Our house has felt so empty in the last week without her or any dogs in it. For days my mind played tricks as I thought every pile of dark clothes in a corner or every shadow might be her, but after the head turn the realization would set in again. This made me motivated to do something to memorialize her for posterity so I did my research and picked out a new bush to plant to be a memorial for Luna in the front yard.
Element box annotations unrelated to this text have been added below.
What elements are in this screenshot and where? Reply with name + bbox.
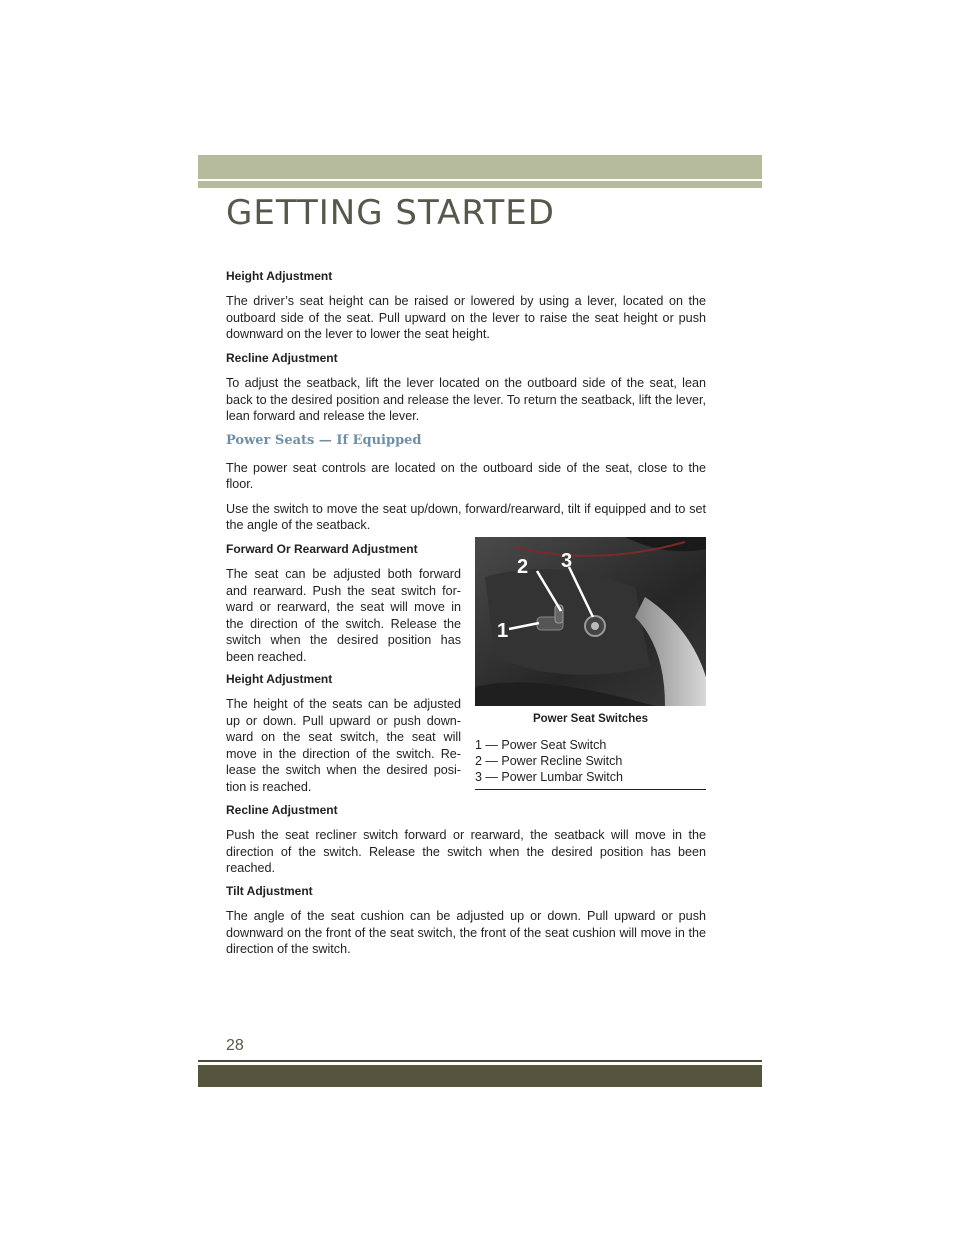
- height-adjustment-heading: Height Adjustment: [226, 269, 333, 283]
- legend-item: 2 — Power Recline Switch: [475, 754, 623, 768]
- power-seats-usage: Use the switch to move the seat up/down, forward/rearward, tilt if equipped and to set the angle of the seatback.: [226, 501, 706, 532]
- header-band-thin: [198, 181, 762, 188]
- power-seats-heading: Power Seats — If Equipped: [226, 433, 422, 448]
- tilt-text: The angle of the seat cushion can be adjusted up or down. Pull upward or push downward on the front of the seat switch, the front of the seat cushion will move in the direction of the switch.: [226, 909, 706, 956]
- power-seats-intro: The power seat controls are located on the outboard side of the seat, close to the floor.: [226, 460, 706, 491]
- footer-band: [198, 1065, 762, 1087]
- figure-legend: [475, 737, 706, 790]
- power-seat-switches-photo: [475, 537, 706, 706]
- power-height-section: [226, 671, 461, 795]
- page-number: 28: [226, 1037, 244, 1054]
- forward-text: The seat can be adjusted both forward and rearward. Push the seat switch for-ward or rearward, the seat will move in the direction of the switch. Release the switch when the desired position has been reached.: [226, 567, 461, 664]
- tilt-heading: Tilt Adjustment: [226, 884, 313, 898]
- seat-illustration: [475, 537, 706, 706]
- forward-section: [226, 541, 461, 665]
- legend-item: 3 — Power Lumbar Switch: [475, 770, 623, 784]
- forward-heading: Forward Or Rearward Adjustment: [226, 542, 418, 556]
- power-recline-heading: Recline Adjustment: [226, 803, 338, 817]
- height-adjustment-text: The driver’s seat height can be raised or lowered by using a lever, located on the outboard side of the seat. Pull upward on the lever to raise the seat height or push downward on the lever to lower the seat height.: [226, 294, 706, 341]
- legend-item: 1 — Power Seat Switch: [475, 738, 607, 752]
- power-recline-text: Push the seat recliner switch forward or rearward, the seatback will move in the direction of the switch. Release the switch when the desired position has been reached.: [226, 828, 706, 875]
- power-seats-section: [226, 433, 706, 534]
- callout-2: 2: [517, 556, 529, 578]
- section-title: GETTING STARTED: [226, 193, 555, 233]
- manual-recline-section: [226, 350, 706, 425]
- recline-adjustment-heading: Recline Adjustment: [226, 351, 338, 365]
- tilt-section: [226, 883, 706, 958]
- manual-height-section: [226, 268, 706, 343]
- power-height-text: The height of the seats can be adjusted up or down. Pull upward or push down-ward on the seat switch, the seat will move in the direction of the switch. Re-lease the switch when the desired posi-tion is reached.: [226, 697, 461, 794]
- figure-caption: Power Seat Switches: [532, 713, 649, 725]
- footer-rule: [198, 1060, 762, 1062]
- callout-3: 3: [561, 550, 573, 572]
- power-height-heading: Height Adjustment: [226, 672, 333, 686]
- power-recline-section: [226, 802, 706, 877]
- recline-adjustment-text: To adjust the seatback, lift the lever located on the outboard side of the seat, lean back to the desired position and release the lever. To return the seatback, lift the lever, lean forward and release the lever.: [226, 376, 706, 423]
- callout-1: 1: [497, 620, 509, 642]
- header-band: [198, 155, 762, 179]
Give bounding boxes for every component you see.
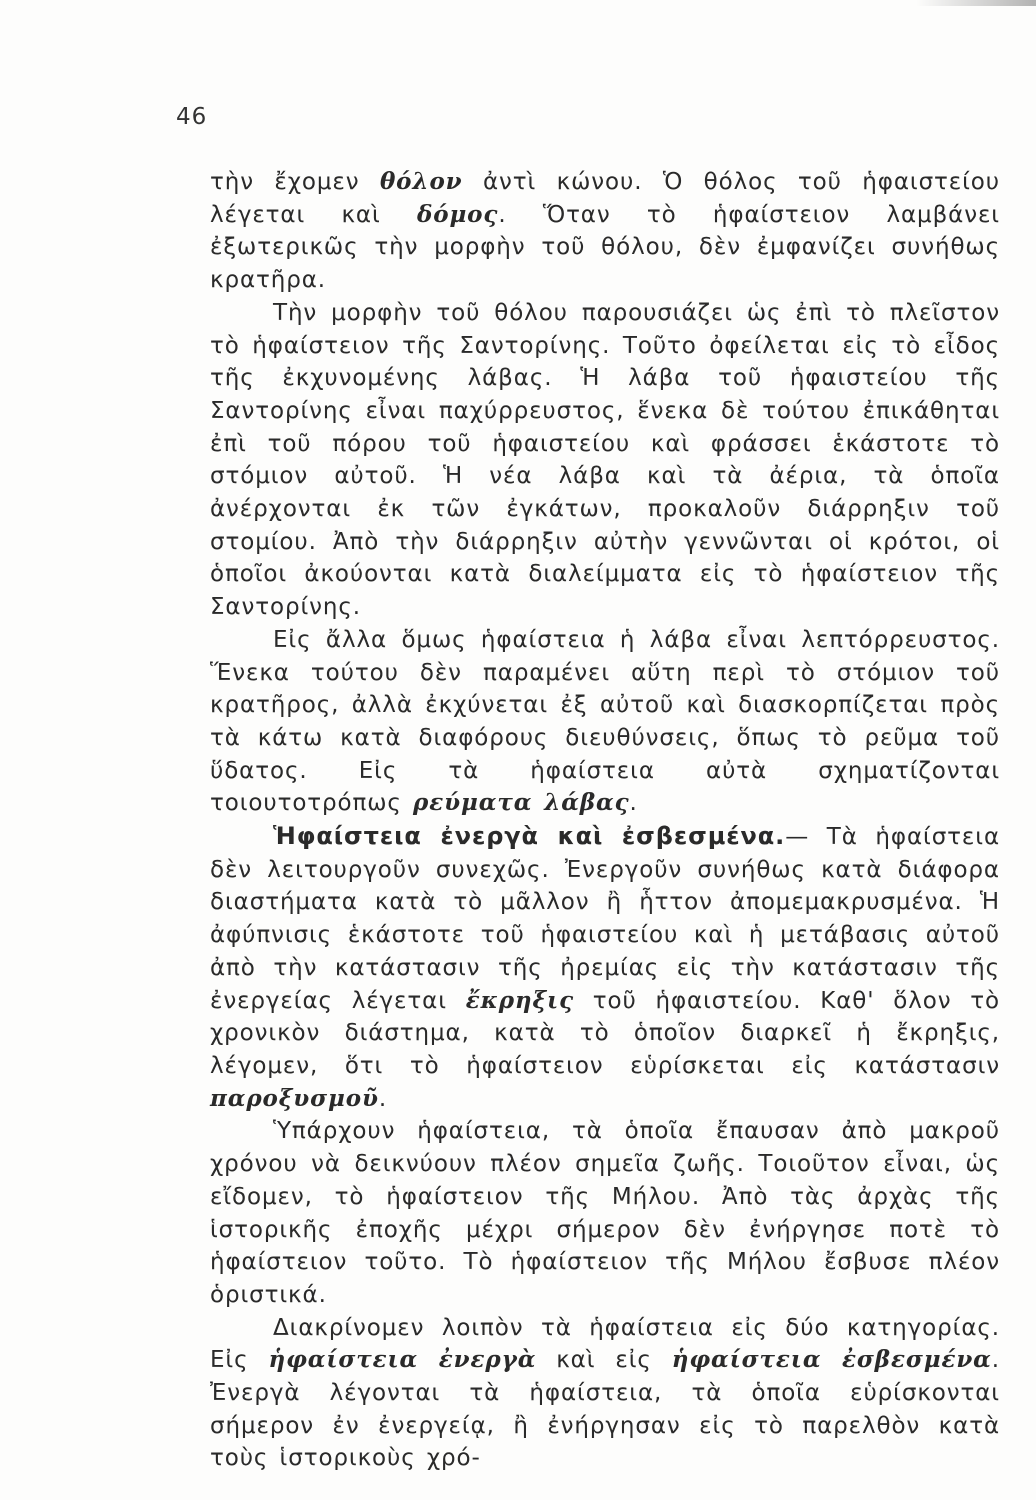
p6-text-1: Διακρίνομεν λοιπὸν τὰ ἡφαίστεια εἰς δύο κατηγορίας. Εἰς <box>210 1314 1000 1374</box>
paragraph-2: Τὴν μορφὴν τοῦ θόλου παρουσιάζει ὡς ἐπὶ τὸ πλεῖστον τὸ ἡφαίστειον τῆς Σαντορίνης. Τοῦτο ὀφείλεται εἰς τὸ εἶδος τῆς ἐκχυνομένης λάβας. Ἡ λάβα τοῦ ἡφαιστείου τῆς Σαντορίνης εἶναι παχύρρευστος, ἕνεκα δὲ τούτου ἐπικάθηται ἐπὶ τοῦ πόρου τοῦ ἡφαιστείου καὶ φράσσει ἑκάστοτε τὸ στόμιον αὐτοῦ. Ἡ νέα λάβα καὶ τὰ ἀέρια, τὰ ὁποῖα ἀνέρχονται ἐκ τῶν ἐγκάτων, προκαλοῦν διάρρηξιν τοῦ στομίου. Ἀπὸ τὴν διάρρηξιν αὐτὴν γεννῶνται οἱ κρότοι, οἱ ὁποῖοι ἀκούονται κατὰ διαλείμματα εἰς τὸ ἡφαίστειον τῆς Σαντορίνης. <box>210 299 1000 621</box>
paragraph-4 <box>210 820 1000 1115</box>
p3-text-1: Εἰς ἄλλα ὅμως ἡφαίστεια ἡ λάβα εἶναι λεπτόρρευστος. Ἕνεκα τούτου δὲν παραμένει αὕτη περὶ τὸ στόμιον τοῦ κρατῆρος, ἀλλὰ ἐκχύνεται ἐξ αὐτοῦ καὶ διασκορπίζεται πρὸς τὰ κάτω κατὰ διαφόρους διευθύνσεις, ὅπως τὸ ρεῦμα τοῦ ὕδατος. Εἰς τὰ ἡφαίστεια αὐτὰ σχηματίζονται τοιουτοτρόπως <box>210 626 1000 817</box>
p6-emphasis-active: ἡφαίστεια ἐνεργὰ <box>268 1346 537 1374</box>
page-number: 46 <box>176 104 208 130</box>
p4-text-1: — Τὰ ἡφαίστεια δὲν λειτουργοῦν συνεχῶς. Ἐνεργοῦν συνήθως κατὰ διάφορα διαστήματα κατὰ τὸ μᾶλλον ἢ ἧττον ἀπομεμακρυσμένα. Ἡ ἀφύπνισις ἑκάστοτε τοῦ ἡφαιστείου καὶ ἡ μετάβασις αὐτοῦ ἀπὸ τὴν κατάστασιν τῆς ἠρεμίας εἰς τὴν κατάστασιν τῆς ἐνεργείας λέγεται <box>210 824 1001 1014</box>
body-text <box>210 166 1000 1475</box>
section-heading: Ἡφαίστεια ἐνεργὰ καὶ ἐσβεσμένα. <box>273 822 786 851</box>
p4-text-3: . <box>378 1085 388 1112</box>
page-edge-shadow <box>916 0 1036 6</box>
p4-text-2: τοῦ ἡφαιστείου. Καθ' ὅλον τὸ χρονικὸν διάστημα, κατὰ τὸ ὁποῖον διαρκεῖ ἡ ἔκρηξις, λέγομεν, ὅτι τὸ ἡφαίστειον εὑρίσκεται εἰς κατάστασιν <box>210 987 1000 1079</box>
p6-text-2: καὶ εἰς <box>536 1347 672 1374</box>
paragraph-5: Ὑπάρχουν ἡφαίστεια, τὰ ὁποῖα ἔπαυσαν ἀπὸ μακροῦ χρόνου νὰ δεικνύουν πλέον σημεῖα ζωῆς. Τοιοῦτον εἶναι, ὡς εἴδομεν, τὸ ἡφαίστειον τῆς Μήλου. Ἀπὸ τὰς ἀρχὰς τῆς ἱστορικῆς ἐποχῆς μέχρι σήμερον δὲν ἐνήργησε ποτὲ τὸ ἡφαίστειον τοῦτο. Τὸ ἡφαίστειον τῆς Μήλου ἔσβυσε πλέον ὁριστικά. <box>210 1118 1000 1308</box>
p1-text-2: ἀντὶ κώνου. Ὁ θόλος τοῦ ἡφαιστείου λέγεται καὶ <box>210 169 1000 228</box>
p6-emphasis-extinct: ἡφαίστεια ἐσβεσμένα <box>671 1346 992 1374</box>
p4-emphasis-paroxysm: παροξυσμοῦ <box>210 1084 379 1112</box>
p1-emphasis-domos: δόμος <box>416 200 499 228</box>
paragraph-3 <box>210 624 1000 820</box>
p6-text-3: . Ἐνεργὰ λέγονται τὰ ἡφαίστεια, τὰ ὁποῖα εὑρίσκονται σήμερον ἐν ἐνεργείᾳ, ἢ ἐνήργησαν εἰς τὸ παρελθὸν κατὰ τοὺς ἱστορικοὺς χρό- <box>210 1347 1000 1472</box>
p1-emphasis-tholos: θόλον <box>379 168 463 195</box>
p1-text-3: . Ὅταν τὸ ἡφαίστειον λαμβάνει ἐξωτερικῶς τὴν μορφὴν τοῦ θόλου, δὲν ἐμφανίζει συνήθως κρατῆρα. <box>210 201 1000 294</box>
p3-emphasis-lava-streams: ρεύματα λάβας <box>413 789 630 817</box>
p4-emphasis-eruption: ἔκρηξις <box>465 986 574 1014</box>
paragraph-1 <box>210 166 1000 297</box>
p3-text-2: . <box>629 790 638 817</box>
p1-text-1: τὴν ἔχομεν <box>210 169 380 195</box>
paragraph-6 <box>210 1312 1000 1476</box>
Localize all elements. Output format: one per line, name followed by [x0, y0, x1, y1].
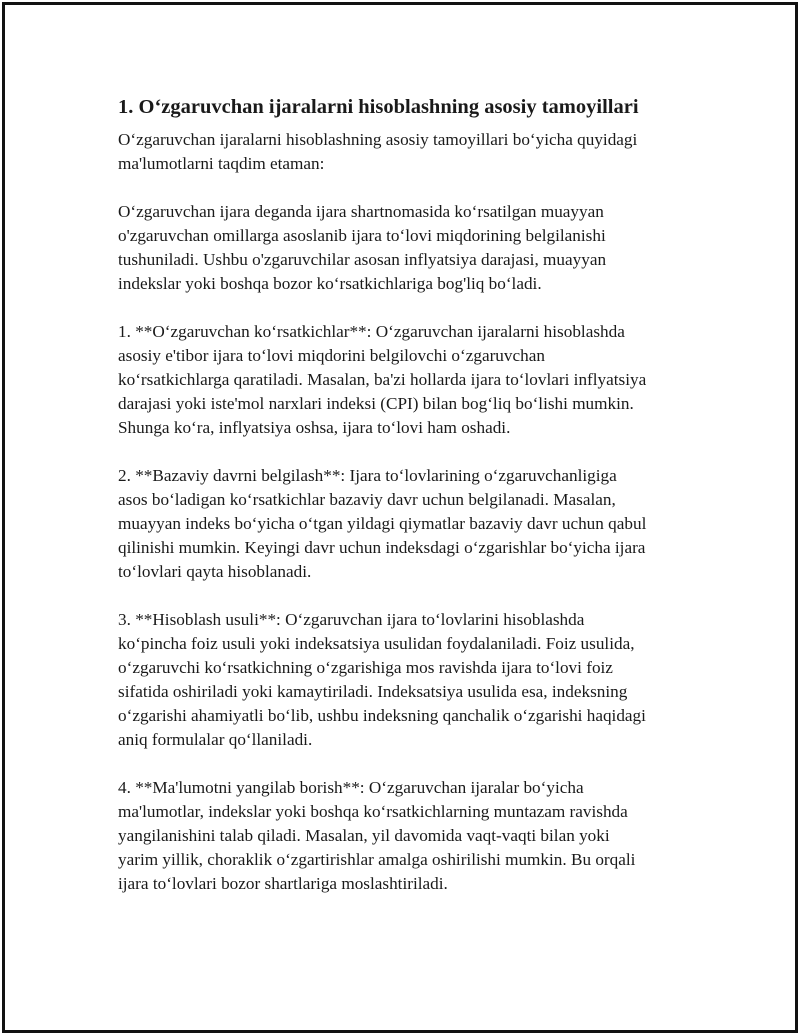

I picked Texas Sage, a plant that would flower when it rained but couldn't be tricked into flowering with hose water aka a stubbornness that Luna always showed. Finn helped me pick it out and I planted it on Sunday. Yesterday when I went to work the breeze blowing through it's leaves was my reminder of her and the way I wanted to be going forward. Hopefully its blooms will be with us for years so we never forget what she meant to us.
Bye bye Luna, we will always love you! Thank you for everything!